One of Shashwat’s first endeavours was to initiate dialogue between tribal communities and the Government of Maharashtra. The goal was to leverage financial support for the construction of terraced paddy fields on the steep slopes overlooking the reservoir – slopes which, until that point, had limited the ability of the displaced communities to undertake productive agriculture.

The negotiations took years. In 2002, the state government agreed to fund a pilot project under the rubric of the Maharashtra Rural Employment Guarantee Scheme. Between 2002 and 2004, 203 farmers participated in the construction of paddy terraces on their lands.

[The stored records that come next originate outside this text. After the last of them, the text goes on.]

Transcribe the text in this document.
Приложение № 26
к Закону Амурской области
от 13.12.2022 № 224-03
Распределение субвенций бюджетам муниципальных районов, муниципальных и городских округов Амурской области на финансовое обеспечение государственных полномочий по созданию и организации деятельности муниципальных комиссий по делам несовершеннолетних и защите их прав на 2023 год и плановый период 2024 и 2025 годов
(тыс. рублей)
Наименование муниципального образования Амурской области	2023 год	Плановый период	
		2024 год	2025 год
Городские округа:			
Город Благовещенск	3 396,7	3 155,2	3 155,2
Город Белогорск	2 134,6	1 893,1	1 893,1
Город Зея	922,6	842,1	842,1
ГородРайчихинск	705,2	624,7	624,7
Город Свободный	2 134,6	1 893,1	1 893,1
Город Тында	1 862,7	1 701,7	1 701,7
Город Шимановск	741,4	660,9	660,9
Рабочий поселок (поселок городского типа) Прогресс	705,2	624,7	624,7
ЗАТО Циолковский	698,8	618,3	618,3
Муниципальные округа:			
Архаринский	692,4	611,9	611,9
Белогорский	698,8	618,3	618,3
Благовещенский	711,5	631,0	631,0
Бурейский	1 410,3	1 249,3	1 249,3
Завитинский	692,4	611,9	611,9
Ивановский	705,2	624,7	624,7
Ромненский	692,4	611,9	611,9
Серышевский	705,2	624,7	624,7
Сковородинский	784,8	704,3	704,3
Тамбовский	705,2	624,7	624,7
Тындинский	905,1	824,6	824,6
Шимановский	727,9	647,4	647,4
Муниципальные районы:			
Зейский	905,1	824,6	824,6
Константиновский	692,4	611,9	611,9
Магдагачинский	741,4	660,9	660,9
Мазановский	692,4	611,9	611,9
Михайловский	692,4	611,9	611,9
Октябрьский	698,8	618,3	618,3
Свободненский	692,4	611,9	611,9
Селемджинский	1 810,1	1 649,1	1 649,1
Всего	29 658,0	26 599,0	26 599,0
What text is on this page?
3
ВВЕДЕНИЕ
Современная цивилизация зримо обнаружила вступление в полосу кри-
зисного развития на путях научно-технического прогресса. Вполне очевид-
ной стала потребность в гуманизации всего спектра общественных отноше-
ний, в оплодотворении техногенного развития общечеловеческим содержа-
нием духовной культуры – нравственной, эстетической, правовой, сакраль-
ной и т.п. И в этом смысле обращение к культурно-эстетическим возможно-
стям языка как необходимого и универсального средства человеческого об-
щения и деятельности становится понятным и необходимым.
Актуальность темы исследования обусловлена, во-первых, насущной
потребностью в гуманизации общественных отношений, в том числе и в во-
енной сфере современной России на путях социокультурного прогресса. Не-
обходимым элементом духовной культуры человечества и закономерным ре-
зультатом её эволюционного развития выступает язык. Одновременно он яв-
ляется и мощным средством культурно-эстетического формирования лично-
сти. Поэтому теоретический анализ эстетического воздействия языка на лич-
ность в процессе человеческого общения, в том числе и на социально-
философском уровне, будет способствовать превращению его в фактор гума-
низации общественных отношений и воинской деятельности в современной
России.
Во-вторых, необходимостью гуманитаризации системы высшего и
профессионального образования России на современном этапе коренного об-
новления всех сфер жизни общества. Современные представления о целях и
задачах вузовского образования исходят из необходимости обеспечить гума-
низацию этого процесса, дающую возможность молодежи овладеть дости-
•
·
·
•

The work was carried out using the traditional ‘padkai’ system - a practice of community mutual aid in which community members work together on a rotating basis to complete work on individual plots of land.

The paddy terracing pilot project was the first of its kind in Maharashtra. Because of its overwhelming success, the government was compelled in 2010 to implement a full rural employment scheme in the area. Initially sanctioned and funded by the Tribal Development Department, the programme expanded from five villages in 2010 to 20 villages in 2011-2012. The programme was also approved for replication in other hilly areas of Maharashtra under the Mahatma Gandhi National Rural Employment Guarantee Scheme (MGNREGS).

Shashwat also supported community conservation of local forests and sacred groves and assisted communities in advocating for their rights to use local forests. The tribal communities of the area have traditionally conserved sacred groves in the forests surrounding their villages. To document and profile community relationships with the local forests, and their commitment to sustainable forest management, Shashwat initiated the People’s Forest Research Institute.

The establishment of this institute addressed a clear and persistent problem in the region: a lack of appreciation for the environment and development benefits possible from community-based forest management.

Before the Shashwat fishing cooperative was established, the Dimbhe reservoir was almost barren, with less than half the net aquatic productivity required for sufficient fish production. By stocking the lake and planting dhencha or taag green manure crops on the banks of the reservoir – banks that become submerged when the water level rises – the cooperative has effectively rejuvenated populations of a number of fish species and restored a fully functioning ecosystem. The conservation and sustainable use of the lake ecosystem has become a source of community pride and a rallying point for community action.

Perhaps the most significant impact of Shashwat’s work has been the empowerment of tribal communities that were displaced by construction of the Dimbhe dam. It encouraged these communities to demand more from their government representatives, to invest in the community as a source of transformational change at the level of landscape and economy, and to defend community ownership of land and stewardship of natural resources.

As Kapoor wrote: “How long could we continue to bemoan the fact that these people just happened to be born on the upstream side of the dam wall?”

From day one, Shashwat’s work was guided by the underlying belief that one must respect the people one works with. “Our vision and mission are not written on a board somewhere high above the office, they are discussed; and the values we believe in – fraternity, equality, freedom, justice, truth, love of fellow human beings, and valuing physical labour – are often brought up regarding day-to-day matters, thus keeping this spirit alive,” Kapoor would remind those who cared to listen.

Today the tribal women are rearing goldfish, the men are busy farming the terraced fields and the young are pursuing education. For them, Kapoor’s passing away would certainly be an irreparable loss.

Yet, as he himself would say, the struggle continues and hope burns bright.

Comments   

#1 Lourdes Cardozo Laur 2015-02-13 21:57
We send our condolences to Mrs. Kusum Karnik on the death of our dear Anand Kapoor.
I met Mr Anand during the Equator Initiative awards ceremony in 2012 in Rio de Janeiro, Brazil, and I was very excited about his work in India.
In 2014, I met Mrs. Kusum in Bangalore. The strength of Anand and Kusum's work still shines and is a source of inspiration for our struggle in our communities here in Brazil.